景瑤想,鄭從彥家人在昔年的北陽關被朔北人□□殺害,他不知道這些無法回來的百姓會有何下場嗎?
他知道,但糧草何其重。
可百姓何其無辜。景瑤不忍心,思緒在心間萦繞,繞了幾個來回,想到一個辦法,未經商讨擅自做主向朔北高呼道:“南梁大軍自退百裏,割讓一座城池,換這些百姓的性命如何!”
鄭從彥連忙呵道:“你一個的小小的校尉,怎能自作主張,私自讓出國土?虧你還是忠臣之後,此舉與叛國者何異?”
說來也怪,這一文一武的兩位,官職不高,卻在一定程度上都有決策權。他們倆一嗆聲,軍中其餘将領不敢應聲。
城樓上的齊格勒看他們意見不合,喜聞樂見,拊掌笑稱:“可。”
朔北兵卒放俘獲的百姓,鄭從彥卻沒有下令準許流民入關口。
他繼續怒罵景瑤,“婦人之仁!秦州與朔北鄰近,身上流着蠻人血脈的人不在少數,這樣的人怎麽能算南梁人?況朔北要是将細作混入流民之中,竊取軍情要務,你區區一個校尉,擔得起責任嗎?”

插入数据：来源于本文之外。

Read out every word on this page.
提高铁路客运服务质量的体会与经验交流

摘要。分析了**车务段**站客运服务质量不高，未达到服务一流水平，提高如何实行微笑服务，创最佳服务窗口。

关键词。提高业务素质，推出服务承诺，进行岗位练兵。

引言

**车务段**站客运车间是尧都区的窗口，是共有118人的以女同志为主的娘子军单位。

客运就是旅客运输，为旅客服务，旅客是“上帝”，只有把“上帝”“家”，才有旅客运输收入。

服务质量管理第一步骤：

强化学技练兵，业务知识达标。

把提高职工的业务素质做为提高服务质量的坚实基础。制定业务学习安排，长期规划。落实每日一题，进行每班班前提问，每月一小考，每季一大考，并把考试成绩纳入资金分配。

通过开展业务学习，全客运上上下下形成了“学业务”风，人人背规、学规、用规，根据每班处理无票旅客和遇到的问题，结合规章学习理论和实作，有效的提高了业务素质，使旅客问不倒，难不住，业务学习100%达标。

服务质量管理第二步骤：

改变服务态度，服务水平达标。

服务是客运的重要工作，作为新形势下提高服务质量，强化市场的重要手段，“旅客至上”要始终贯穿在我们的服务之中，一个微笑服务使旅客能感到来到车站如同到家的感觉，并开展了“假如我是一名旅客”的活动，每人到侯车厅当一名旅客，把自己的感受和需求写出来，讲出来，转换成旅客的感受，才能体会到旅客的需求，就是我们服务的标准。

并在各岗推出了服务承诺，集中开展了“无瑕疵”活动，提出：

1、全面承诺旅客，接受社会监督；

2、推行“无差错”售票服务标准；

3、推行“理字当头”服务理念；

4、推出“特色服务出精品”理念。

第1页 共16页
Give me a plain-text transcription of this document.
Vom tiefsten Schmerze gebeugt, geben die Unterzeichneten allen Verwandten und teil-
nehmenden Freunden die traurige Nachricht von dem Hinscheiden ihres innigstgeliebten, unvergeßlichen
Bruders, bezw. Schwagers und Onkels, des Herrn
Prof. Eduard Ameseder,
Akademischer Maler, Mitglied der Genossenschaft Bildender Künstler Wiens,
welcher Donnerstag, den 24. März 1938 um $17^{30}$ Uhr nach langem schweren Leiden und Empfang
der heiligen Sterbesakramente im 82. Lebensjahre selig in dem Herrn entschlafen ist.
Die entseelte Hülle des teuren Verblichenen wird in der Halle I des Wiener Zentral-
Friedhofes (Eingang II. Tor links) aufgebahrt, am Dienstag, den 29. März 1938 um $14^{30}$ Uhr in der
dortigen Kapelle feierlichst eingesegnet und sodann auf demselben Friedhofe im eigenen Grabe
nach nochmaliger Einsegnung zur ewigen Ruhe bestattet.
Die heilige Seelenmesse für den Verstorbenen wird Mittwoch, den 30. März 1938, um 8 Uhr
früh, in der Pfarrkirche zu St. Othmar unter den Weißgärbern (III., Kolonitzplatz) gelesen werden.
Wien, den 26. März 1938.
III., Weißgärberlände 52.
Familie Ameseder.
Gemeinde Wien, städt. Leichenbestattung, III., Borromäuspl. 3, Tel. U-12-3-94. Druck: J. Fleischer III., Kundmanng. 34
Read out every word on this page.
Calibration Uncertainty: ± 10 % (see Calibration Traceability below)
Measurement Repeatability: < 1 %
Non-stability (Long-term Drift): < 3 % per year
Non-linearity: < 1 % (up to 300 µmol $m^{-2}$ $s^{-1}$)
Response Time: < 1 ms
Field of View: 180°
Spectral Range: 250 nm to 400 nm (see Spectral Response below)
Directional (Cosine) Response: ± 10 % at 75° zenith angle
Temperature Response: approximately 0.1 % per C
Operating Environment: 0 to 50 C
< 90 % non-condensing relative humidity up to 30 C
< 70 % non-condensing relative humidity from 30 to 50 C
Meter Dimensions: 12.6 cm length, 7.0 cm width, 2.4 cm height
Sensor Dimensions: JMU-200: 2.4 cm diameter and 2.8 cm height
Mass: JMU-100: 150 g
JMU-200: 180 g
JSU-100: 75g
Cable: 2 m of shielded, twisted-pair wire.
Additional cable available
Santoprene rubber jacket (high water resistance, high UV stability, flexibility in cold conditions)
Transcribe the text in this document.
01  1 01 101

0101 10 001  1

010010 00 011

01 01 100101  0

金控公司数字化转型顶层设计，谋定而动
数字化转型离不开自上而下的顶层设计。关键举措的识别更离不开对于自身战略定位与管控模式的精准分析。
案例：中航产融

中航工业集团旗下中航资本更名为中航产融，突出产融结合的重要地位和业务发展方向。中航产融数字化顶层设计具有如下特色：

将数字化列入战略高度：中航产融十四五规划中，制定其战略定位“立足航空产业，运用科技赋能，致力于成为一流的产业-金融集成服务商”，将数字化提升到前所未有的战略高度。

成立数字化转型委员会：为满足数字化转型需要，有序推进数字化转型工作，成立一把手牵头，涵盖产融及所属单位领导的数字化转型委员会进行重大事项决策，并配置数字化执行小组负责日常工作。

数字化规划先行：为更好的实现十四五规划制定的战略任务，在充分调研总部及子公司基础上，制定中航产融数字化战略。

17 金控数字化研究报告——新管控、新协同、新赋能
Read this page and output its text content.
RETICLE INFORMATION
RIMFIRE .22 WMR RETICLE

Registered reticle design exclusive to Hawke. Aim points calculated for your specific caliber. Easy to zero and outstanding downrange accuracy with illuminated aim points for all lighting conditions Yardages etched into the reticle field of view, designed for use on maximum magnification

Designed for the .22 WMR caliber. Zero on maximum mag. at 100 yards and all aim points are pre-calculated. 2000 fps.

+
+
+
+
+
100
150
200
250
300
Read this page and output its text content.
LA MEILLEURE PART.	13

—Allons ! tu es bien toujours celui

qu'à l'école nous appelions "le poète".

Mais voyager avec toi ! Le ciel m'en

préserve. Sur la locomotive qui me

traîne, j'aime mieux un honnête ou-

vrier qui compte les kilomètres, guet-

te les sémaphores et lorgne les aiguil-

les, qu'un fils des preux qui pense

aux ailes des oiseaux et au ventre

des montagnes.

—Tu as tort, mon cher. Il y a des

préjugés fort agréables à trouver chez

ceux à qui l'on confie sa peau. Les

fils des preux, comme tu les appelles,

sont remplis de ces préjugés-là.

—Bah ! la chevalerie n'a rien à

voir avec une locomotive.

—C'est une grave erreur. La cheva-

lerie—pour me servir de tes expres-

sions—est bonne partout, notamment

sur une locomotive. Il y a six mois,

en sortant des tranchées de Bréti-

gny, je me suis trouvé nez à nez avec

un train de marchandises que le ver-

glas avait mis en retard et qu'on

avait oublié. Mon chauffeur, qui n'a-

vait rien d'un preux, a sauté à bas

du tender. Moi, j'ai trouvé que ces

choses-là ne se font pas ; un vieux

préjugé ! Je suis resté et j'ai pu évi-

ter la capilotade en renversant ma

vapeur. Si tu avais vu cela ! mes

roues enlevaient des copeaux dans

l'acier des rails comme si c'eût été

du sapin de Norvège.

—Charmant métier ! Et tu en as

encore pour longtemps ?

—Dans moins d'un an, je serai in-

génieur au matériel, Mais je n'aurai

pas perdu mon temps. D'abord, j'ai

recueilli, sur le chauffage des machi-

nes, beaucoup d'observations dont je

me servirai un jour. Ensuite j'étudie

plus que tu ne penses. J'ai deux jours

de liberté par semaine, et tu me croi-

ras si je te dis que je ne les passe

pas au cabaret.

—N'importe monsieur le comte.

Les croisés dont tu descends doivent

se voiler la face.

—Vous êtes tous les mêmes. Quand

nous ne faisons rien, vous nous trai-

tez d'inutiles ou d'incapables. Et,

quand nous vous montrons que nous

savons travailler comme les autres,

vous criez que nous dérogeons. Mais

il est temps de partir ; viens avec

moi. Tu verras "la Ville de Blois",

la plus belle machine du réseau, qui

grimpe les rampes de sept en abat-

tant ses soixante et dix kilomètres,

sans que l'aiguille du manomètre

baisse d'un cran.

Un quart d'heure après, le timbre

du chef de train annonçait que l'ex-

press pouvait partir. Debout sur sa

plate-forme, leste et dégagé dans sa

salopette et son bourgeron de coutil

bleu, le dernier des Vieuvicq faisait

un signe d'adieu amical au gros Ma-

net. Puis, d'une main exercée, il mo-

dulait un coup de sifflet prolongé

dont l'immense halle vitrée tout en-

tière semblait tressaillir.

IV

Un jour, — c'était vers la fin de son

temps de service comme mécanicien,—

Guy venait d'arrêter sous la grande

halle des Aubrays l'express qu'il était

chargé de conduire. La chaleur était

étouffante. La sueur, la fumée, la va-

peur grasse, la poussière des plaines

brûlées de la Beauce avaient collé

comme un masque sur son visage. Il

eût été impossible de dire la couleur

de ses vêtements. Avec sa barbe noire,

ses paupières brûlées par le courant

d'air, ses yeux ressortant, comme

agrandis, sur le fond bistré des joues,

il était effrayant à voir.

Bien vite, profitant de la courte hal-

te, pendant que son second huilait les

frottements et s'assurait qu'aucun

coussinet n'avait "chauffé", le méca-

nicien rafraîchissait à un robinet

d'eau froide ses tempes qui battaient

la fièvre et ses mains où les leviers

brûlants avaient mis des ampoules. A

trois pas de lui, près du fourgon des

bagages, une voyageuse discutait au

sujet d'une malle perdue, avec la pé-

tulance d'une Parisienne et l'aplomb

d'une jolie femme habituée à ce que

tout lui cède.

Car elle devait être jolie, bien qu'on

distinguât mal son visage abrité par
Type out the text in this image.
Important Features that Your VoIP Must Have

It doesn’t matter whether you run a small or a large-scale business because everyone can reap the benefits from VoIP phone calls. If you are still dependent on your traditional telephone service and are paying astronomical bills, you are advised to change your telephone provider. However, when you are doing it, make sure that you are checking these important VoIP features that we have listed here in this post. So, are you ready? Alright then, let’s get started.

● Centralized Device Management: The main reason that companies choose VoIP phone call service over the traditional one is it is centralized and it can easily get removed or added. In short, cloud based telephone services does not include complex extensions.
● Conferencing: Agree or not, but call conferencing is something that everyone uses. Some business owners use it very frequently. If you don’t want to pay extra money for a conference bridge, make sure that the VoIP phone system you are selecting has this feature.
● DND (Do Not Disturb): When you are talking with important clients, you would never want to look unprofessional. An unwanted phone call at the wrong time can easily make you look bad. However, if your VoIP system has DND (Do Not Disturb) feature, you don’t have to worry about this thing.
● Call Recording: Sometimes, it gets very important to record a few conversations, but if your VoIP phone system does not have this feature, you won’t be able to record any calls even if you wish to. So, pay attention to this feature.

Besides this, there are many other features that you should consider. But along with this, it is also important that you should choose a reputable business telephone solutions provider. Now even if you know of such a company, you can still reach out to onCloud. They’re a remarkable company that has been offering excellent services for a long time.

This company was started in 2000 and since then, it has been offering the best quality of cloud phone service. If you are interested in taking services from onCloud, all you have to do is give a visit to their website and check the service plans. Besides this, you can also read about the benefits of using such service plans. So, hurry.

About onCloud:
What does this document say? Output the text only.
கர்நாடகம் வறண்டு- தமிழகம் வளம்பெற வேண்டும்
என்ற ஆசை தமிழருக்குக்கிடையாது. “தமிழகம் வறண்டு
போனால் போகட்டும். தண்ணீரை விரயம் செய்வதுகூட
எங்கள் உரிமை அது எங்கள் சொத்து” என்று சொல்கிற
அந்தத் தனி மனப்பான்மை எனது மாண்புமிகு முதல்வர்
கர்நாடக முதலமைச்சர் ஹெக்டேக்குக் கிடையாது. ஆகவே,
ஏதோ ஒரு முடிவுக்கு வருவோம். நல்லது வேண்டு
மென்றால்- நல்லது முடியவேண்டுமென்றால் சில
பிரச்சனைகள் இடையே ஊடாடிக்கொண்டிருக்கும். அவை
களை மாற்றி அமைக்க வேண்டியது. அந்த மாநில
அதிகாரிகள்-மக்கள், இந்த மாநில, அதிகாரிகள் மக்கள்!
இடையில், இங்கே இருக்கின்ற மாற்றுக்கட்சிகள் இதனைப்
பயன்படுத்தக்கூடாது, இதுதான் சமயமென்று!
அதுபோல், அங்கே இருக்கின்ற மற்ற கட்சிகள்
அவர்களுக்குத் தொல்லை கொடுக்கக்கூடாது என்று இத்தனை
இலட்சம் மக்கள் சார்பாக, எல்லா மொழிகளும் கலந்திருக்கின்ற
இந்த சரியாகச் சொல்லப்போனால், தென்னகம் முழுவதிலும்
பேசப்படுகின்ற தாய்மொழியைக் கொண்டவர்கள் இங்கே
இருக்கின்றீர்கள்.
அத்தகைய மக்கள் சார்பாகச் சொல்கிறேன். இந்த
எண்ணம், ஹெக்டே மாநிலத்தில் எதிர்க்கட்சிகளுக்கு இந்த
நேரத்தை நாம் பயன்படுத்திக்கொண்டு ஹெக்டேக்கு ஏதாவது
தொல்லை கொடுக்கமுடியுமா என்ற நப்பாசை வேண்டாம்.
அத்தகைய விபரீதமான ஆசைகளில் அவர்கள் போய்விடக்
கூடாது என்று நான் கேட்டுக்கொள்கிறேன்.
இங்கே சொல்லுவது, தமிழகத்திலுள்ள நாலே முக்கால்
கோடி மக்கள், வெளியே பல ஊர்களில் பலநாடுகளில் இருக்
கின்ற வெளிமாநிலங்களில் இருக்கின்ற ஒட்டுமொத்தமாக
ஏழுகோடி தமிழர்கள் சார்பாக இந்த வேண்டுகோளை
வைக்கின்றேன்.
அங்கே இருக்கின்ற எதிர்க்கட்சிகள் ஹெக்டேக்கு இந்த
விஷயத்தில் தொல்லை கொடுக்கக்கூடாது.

鄭從彥繼而道:“讓城池、退百裏,我決不答應!也不能放這些流民過關!”
“我擔責。”
不知誰先起得頭,此起彼伏的都是嗤笑聲,頭發長見識短,她拿什麽擔責?
“景瑤在此立軍令狀,退百裏以及所讓城池,一月之內必率軍奪回,如若不然,願以死謝罪。至于流民安置,鄭大人擔心他們中有細作,那就暫且命人看管起來,等查明身份後,再行釋放。”
景瑤這番話也叫朔北人聽見了,齊格勒心笑,你看,這不就很容易了嗎?
鄭從彥聽得她信誓旦旦的誓言,神情複雜,雖無法,也應下了她的軍令狀。
失地若無法奪回,景瑤自裁謝罪也沒什麽用,可這會兒正在氣頭上的鄭從彥大概也想殺一殺年輕人的威風。
大軍疏散百姓之後,拔營後撤,景瑤的威名一落千丈,見到她的軍民都要說上一句:無知蠢婦!
先前和她說掙軍功衣錦還鄉的小兵趁着人不在的時候偷偷和她說話,小兵找來找去,終于在一片塵沙飛揚的山丘上找到了她。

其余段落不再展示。